C の宣言の中で関数型を利用することが可能です。

lib X
  # C では:
  #
  #    void callback(int (*f)(int));
  fun callback(f : Int32 -> Int32)
end

それから、以下のように関数 (Proc) を渡すことができます。

f = ->(x : Int32) { x + 1 }
X.callback(f)

もし呼び出しと同時にインラインで関数を定義する場合は、引数の型を省略することが可能です。このとき、コンパイラが fun のシグネイチャに基づいて型を追加します。

X.callback ->(x) { x + 1 }

ただ、C に渡される関数はクロージャにはなれません。もし、クロージャが渡されていることがコンパイル時に検出されるとエラーが発生します。

y = 2
X.callback ->(x) { x + y } # エラー: クロージャは
                           # C の関数には渡せない

もしコンパイラがコンパイル時にこのことを検出できなかった場合、ランタイムに例外が発生します。

コールバックと Proc に使用可能な型の指定方法については型文法を参照してください。
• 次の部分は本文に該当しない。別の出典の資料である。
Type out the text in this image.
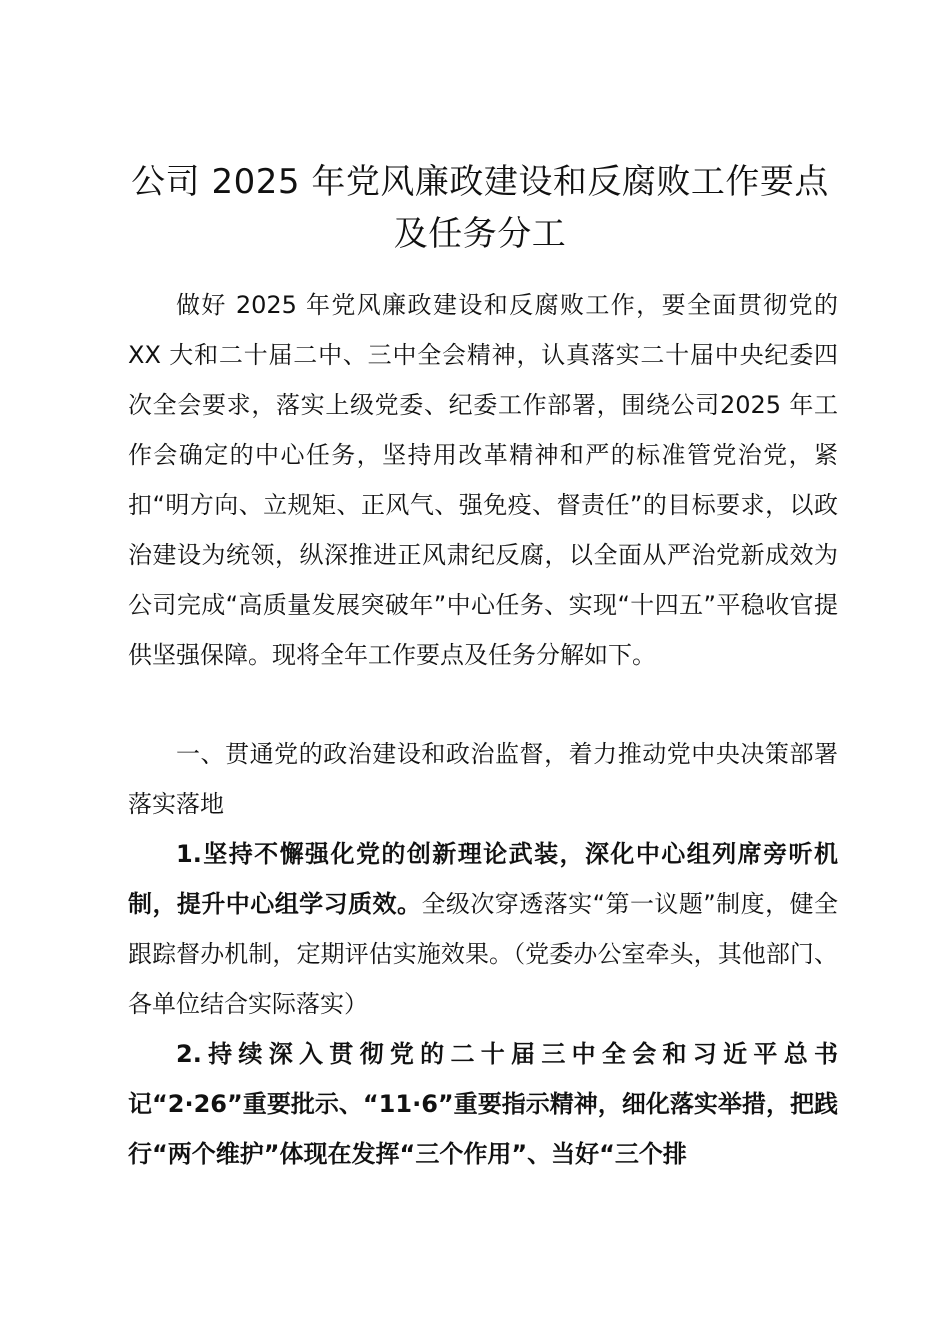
公司 2025 年党风廉政建设和反腐败工作要点
及任务分工

做好 2025 年党风廉政建设和反腐败工作，要全面贯彻党的 XX 大和二十届二中、三中全会精神，认真落实二十届中央纪委四次全会要求，落实上级党委、纪委工作部署，围绕公司2025 年工作会确定的中心任务，坚持用改革精神和严的标准管党治党，紧扣“明方向、立规矩、正风气、强免疫、督责任”的目标要求，以政治建设为统领，纵深推进正风肃纪反腐，以全面从严治党新成效为公司完成“高质量发展突破年”中心任务、实现“十四五”平稳收官提供坚强保障。现将全年工作要点及任务分解如下。

一、贯通党的政治建设和政治监督，着力推动党中央决策部署落实落地

1.坚持不懈强化党的创新理论武装，深化中心组列席旁听机制，提升中心组学习质效。全级次穿透落实“第一议题”制度，健全跟踪督办机制，定期评估实施效果。（党委办公室牵头，其他部门、各单位结合实际落实）

2.持续深入贯彻党的二十届三中全会和习近平总书记“2·26”重要批示、“11·6”重要指示精神，细化落实举措，把践行“两个维护”体现在发挥“三个作用”、当好“三个排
もしコールバックの代わりに NULL を渡したい場合は、単純に nil を渡してください。

# C の callback(NULL) と同じ
X.callback nil

Raise 属性

例外を発生させる可能性のあるコールバックを C の関数が実行するときには、@[Raises] 属性を指定しておく必要があります。

コンパイラは、@[Raises] が指定されたメソッドを実行するメソッドや、例外を発生させるメソッドに対しても (再帰的に) この属性が指定されているものと推論します。

しかし、C の関数には、他の C 関数によって実行されるコールバックを受け取るものがあります。例えば、以下のようなライブラリがあるものと考えてください。

lib LibFoo
  fun store_callback(callback : ->)
  fun execute_callback
end

LibFoo.store_callback ->{ raise "OH NO!" }
LibFoo.execute_callback

このとき、もし store_callback に渡されたコールバックが例外を発生させるものであるときには、execute_callback が例外を発生させるでしょう。しかし、execute_callback@[Raises] が指定されていないため、コンパイラはそれが例外を発生させるものであることを知ることができません。こういったケースでは、それらの関数に手動で指示を与える必要があります。

lib LibFoo
  fun store_callback(callback : ->)

  @[Raises]
  fun execute_callback
end

もし上記のように指定しなかった場合、この関数の呼び出しを囲む begin/rescue ブロックが期待通りに働いてくれません。